Jamie XX
In Colour (XL Recordings)
Reviewed by Kahron Spearman, Fri., June 26, 2015
At the zeitgeist of the indie electronic movement, Jamie Smith goes from the austere black and white of the minimalist London trio whose moniker doubles as his surname to the vivid In Colour of his solo debut. By doing so, the XX's beat chemist goes mainstream. Always one step from total ruin, mysterious producer Burial – perhaps this 26-year-old UK sound manipulator's closest peer in Thaumaturgy – works the damp, muddled edges of sonic ambiguity.
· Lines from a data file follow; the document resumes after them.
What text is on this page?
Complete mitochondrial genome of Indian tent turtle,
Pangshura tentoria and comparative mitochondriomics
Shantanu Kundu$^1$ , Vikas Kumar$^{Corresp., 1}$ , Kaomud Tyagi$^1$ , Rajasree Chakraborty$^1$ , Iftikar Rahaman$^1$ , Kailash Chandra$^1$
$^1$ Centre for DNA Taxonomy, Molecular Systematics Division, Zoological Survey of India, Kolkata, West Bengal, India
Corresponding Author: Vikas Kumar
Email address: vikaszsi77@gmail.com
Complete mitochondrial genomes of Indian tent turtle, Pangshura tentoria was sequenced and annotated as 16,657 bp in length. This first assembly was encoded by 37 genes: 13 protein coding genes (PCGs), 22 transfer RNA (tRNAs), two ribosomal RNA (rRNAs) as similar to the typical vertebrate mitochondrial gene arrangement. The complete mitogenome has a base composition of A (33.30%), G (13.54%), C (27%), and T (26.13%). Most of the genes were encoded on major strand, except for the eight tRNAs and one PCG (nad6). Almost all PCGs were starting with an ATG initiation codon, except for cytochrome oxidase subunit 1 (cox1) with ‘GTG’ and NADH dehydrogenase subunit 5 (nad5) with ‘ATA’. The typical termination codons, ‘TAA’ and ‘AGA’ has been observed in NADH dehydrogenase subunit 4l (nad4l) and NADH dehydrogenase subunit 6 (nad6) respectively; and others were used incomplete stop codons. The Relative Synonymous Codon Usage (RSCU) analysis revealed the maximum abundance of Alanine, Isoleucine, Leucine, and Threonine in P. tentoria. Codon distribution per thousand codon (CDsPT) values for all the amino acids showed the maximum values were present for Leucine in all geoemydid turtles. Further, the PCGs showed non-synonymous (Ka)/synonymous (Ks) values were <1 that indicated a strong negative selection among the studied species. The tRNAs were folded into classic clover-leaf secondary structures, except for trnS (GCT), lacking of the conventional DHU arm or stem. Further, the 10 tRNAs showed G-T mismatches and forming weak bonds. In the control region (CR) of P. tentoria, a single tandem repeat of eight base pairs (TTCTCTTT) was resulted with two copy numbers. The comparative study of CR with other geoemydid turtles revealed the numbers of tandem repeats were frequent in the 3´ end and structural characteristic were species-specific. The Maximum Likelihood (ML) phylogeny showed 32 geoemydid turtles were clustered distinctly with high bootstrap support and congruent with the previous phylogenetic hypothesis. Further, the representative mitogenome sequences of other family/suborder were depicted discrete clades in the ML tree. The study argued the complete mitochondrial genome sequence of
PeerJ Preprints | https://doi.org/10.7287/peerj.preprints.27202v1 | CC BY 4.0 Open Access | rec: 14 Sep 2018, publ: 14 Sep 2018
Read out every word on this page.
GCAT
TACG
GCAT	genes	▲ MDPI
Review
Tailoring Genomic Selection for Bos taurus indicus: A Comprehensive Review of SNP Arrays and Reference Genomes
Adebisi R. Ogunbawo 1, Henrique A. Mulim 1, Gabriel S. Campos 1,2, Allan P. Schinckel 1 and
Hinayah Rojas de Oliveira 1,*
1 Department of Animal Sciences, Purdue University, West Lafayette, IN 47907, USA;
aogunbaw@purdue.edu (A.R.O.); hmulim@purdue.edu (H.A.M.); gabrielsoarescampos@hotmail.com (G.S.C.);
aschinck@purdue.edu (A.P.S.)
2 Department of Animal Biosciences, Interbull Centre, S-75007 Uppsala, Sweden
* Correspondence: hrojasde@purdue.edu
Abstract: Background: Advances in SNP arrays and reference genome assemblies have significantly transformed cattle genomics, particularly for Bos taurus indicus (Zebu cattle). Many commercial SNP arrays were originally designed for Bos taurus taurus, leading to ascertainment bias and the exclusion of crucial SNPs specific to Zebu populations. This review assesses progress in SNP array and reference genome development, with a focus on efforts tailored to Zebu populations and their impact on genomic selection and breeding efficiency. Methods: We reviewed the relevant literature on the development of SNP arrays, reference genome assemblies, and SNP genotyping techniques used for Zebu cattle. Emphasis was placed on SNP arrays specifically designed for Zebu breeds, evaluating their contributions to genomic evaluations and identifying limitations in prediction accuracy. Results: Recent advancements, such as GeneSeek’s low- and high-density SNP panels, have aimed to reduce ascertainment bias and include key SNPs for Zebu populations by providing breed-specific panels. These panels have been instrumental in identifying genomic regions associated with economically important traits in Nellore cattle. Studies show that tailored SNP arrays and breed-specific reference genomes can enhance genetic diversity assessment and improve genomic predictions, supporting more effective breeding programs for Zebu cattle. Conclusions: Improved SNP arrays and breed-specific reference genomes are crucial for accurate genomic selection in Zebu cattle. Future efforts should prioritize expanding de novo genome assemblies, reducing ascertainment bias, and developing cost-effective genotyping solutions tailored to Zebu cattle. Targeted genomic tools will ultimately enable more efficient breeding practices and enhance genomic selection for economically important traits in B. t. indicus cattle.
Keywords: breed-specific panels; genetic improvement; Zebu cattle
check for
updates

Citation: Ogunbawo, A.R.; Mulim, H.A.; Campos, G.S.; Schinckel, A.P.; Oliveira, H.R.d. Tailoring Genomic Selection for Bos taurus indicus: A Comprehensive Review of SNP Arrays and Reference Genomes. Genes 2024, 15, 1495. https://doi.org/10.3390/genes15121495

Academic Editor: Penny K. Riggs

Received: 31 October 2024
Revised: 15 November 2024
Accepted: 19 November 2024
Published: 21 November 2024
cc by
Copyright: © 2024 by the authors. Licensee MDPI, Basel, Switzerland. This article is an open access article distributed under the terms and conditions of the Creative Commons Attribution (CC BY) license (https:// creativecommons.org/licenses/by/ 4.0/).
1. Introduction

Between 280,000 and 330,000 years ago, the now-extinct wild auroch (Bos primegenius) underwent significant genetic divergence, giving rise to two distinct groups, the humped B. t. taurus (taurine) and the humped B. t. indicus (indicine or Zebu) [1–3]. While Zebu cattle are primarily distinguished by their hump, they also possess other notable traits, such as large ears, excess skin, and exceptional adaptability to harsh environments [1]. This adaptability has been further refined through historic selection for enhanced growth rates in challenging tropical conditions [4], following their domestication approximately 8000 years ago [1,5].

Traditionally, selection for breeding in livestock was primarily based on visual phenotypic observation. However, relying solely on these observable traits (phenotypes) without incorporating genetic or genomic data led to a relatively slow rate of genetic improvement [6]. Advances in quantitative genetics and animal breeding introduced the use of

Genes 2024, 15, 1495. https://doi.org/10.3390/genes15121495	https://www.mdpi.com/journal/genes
Jamie, meanwhile, operates with precision here: malleable, nuanced, and without discernible subtlety – all between the hours of fashionably late and "Dude, this was the best night ever." Opener "Gosh" provides a moody tip of the cap to the jungle/drum-and-bass culture's heyday, while rejoinder "Sleep Sound" rumples trip-hop and dub. Then, similar to Jamie and the late Gil Scott-Heron's remix project We're New Here, the former starts dropping in vocalists as his featured instrument. On In Colour, that ranges from XX bandmate Romy Madley Croft on the anthemic claps of hit single "Loud Places" and percussive pulse of "SeeSaw" to Young Thug and Popcaan on club banger "I Know There's Gonna Be (Good Times)." On tonality alone, "Good Times" doesn't belong, yet within the album's linear progression, the protagonist has found the object of his affection. Penultimate cut "The Rest Is Noise," moving from chillwave to a neo-Motown commingling of boom-bap and piano, effectively signifies Jamie's last call, the do or die to make that move. By the end of closer "Girl," mission complete. To the hero, the spoils. While the tale and methods of In Colour are well-worn, Jamie XX, like Burial and Four Tet before him, proves himself a master storyteller.